I think anyone that enjoyed Daisy Jones & the Six would enjoy this. I also found the way that the story was told over time, with the main characters coming together at various points in their lives quite similar to the pacing of One Day.

What’s so stunning about Deep Cuts is how it explores that bittersweet truth: sometimes, to love someone fully, you have to let them go. The emotional depth and complexity of this story is impossible to ignore, and the writing? It’s as smooth as a pop song, but with the emotional pull of a ballad that’ll leave you breathless.

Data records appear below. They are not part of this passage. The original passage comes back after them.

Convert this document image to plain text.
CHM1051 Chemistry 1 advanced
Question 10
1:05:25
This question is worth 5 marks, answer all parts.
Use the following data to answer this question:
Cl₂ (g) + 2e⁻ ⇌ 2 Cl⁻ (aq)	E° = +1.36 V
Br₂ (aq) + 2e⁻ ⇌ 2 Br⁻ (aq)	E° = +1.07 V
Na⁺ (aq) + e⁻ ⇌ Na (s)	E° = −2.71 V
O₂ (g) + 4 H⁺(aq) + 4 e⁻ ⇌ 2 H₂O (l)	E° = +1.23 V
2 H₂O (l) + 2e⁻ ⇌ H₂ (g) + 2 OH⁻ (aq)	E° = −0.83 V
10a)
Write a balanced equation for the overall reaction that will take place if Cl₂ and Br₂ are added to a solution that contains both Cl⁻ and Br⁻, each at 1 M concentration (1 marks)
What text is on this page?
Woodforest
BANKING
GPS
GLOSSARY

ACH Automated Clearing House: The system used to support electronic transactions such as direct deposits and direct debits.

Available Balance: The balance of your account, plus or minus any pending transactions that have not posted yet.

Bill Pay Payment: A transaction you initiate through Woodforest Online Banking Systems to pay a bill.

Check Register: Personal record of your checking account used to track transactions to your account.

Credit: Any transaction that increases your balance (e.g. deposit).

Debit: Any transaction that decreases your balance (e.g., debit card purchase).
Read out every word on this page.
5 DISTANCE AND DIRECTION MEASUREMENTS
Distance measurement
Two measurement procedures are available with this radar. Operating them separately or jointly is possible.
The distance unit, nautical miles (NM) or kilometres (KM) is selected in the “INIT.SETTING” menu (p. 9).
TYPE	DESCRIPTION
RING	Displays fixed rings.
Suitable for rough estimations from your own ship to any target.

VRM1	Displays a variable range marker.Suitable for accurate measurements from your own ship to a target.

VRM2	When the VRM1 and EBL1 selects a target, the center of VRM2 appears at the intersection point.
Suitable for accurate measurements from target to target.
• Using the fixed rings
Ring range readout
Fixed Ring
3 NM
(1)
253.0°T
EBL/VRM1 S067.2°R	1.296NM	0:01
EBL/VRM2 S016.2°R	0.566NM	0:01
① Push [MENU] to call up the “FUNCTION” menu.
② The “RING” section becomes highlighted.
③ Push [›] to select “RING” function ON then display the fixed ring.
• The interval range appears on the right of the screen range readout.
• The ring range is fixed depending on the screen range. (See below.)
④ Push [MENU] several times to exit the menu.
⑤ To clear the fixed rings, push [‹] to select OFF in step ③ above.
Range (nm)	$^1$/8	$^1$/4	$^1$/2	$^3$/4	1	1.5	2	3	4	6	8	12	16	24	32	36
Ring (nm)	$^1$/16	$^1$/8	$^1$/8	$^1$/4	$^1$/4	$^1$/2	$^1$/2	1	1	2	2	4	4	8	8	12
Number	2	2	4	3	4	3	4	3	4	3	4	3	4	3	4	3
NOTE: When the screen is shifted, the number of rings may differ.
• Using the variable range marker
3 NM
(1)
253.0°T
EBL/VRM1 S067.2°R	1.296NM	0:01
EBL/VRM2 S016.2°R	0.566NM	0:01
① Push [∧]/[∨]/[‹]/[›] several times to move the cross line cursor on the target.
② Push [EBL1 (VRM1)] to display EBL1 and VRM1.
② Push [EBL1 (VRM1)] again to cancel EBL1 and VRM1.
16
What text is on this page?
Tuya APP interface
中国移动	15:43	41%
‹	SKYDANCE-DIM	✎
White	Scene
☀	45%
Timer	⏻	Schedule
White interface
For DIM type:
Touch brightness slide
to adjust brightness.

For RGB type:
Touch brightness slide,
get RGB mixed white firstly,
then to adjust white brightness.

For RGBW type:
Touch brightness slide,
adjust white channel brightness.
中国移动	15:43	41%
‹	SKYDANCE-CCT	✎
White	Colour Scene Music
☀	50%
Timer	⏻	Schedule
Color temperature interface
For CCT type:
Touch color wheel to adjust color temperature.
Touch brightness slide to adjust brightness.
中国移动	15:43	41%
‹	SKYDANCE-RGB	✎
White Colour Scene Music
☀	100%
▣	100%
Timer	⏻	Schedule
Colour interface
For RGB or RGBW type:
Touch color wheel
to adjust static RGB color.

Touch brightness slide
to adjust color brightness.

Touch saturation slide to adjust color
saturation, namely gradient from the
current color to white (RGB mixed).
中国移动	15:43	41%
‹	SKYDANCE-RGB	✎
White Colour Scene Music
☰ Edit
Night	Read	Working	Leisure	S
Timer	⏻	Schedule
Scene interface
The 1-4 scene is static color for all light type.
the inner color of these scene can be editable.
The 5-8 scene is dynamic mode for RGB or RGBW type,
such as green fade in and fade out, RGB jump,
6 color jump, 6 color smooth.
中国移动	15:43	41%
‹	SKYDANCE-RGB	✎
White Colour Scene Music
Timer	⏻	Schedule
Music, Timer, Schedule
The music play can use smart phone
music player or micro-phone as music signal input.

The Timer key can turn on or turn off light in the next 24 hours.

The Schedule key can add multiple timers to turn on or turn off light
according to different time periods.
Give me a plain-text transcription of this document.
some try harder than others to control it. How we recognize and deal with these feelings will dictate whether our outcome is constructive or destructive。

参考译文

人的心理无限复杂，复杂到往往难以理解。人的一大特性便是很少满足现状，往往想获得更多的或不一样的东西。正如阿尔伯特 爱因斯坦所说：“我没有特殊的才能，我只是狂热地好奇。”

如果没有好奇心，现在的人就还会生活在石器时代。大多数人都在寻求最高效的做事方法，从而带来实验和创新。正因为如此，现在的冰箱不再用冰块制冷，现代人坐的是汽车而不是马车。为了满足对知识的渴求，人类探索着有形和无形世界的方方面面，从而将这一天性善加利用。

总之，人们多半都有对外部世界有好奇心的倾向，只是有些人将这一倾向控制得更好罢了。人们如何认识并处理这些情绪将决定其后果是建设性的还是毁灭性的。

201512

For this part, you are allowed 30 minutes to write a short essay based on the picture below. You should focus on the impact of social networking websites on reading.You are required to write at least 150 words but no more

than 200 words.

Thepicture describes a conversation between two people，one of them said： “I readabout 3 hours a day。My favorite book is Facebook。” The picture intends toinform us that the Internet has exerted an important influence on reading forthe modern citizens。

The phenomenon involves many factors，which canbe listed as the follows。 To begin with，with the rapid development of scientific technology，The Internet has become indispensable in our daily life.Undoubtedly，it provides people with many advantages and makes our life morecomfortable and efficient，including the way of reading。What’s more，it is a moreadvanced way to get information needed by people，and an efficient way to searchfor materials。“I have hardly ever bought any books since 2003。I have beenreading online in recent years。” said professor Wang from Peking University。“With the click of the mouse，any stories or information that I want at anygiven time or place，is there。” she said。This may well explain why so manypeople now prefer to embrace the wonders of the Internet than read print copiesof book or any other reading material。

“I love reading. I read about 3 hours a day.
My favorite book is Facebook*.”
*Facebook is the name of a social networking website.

https://www.goodreads.com/review/show/7191518452
I really enjoyed this. It's relatively slight but a very believable love story. The protagonist, Percy, is an interesting, fully rounded character with a tendency to analyse life through the medium of pop/rock songs. The only slight downside was its tendency to read like an academic essay in places, as Percy takes a particular song apart and explains it. That's not to say that these sections of the book aren't interesting and impressive - they are - and someone with more knowledge of music than me might really love them. It's just that to me they felt more like a thesis than a novel!
Thanks to NetGalley, the author and publisher for the ARC in return for an honest review.

⭐️⭐️⭐️.5
I was really hoping to love this as it seemed like the perfect literary read for music lovers... and I enjoyed it. I had seen SO many people compare it to daisy jones and the six and despite the ensemble of messy, endearing and painfully raw characters and their, of course, infatuation with music... it was naturally VERY different.
there was so much of this story that I adored: the push and pull between the two protagonists and their inevitable heartbreaks and coming back togethers, the messiness, the setting etc. but what I didn't adore as much: the MILLION pop culture musical references every other sentence. at times, many of them landed and allowed for an incredibly realistic atmosphere. but due to the quantity of them, it absolutely took me out of the story slightly.
I appreciated this for what it was and can see MANY people falling in love with it.

Just want to start by saying that I honestly think that listening to the playlist on Spotify would have made all the difference to my experience, unfortunately I don’t have Spotify and didn’t find out about the playlist until after I had finished the book.
This is the perfect love story for music lovers, I enjoyed it but I don’t think I was able to fully appreciate it. There are so many music references that underpin the entire experience, especially Percy’s writing, and it just wasn’t for me.
Apart from that I liked the play between the characters, their truth and their growth as people worked really well. I was rooting for them, and it was agonising at times as they kept losing their rhythm.

This is an absolute banger of a debut novel from Holly Brickley. It's a love story set to music. I absolutely loved it and have reccomended it to all of my book club friends.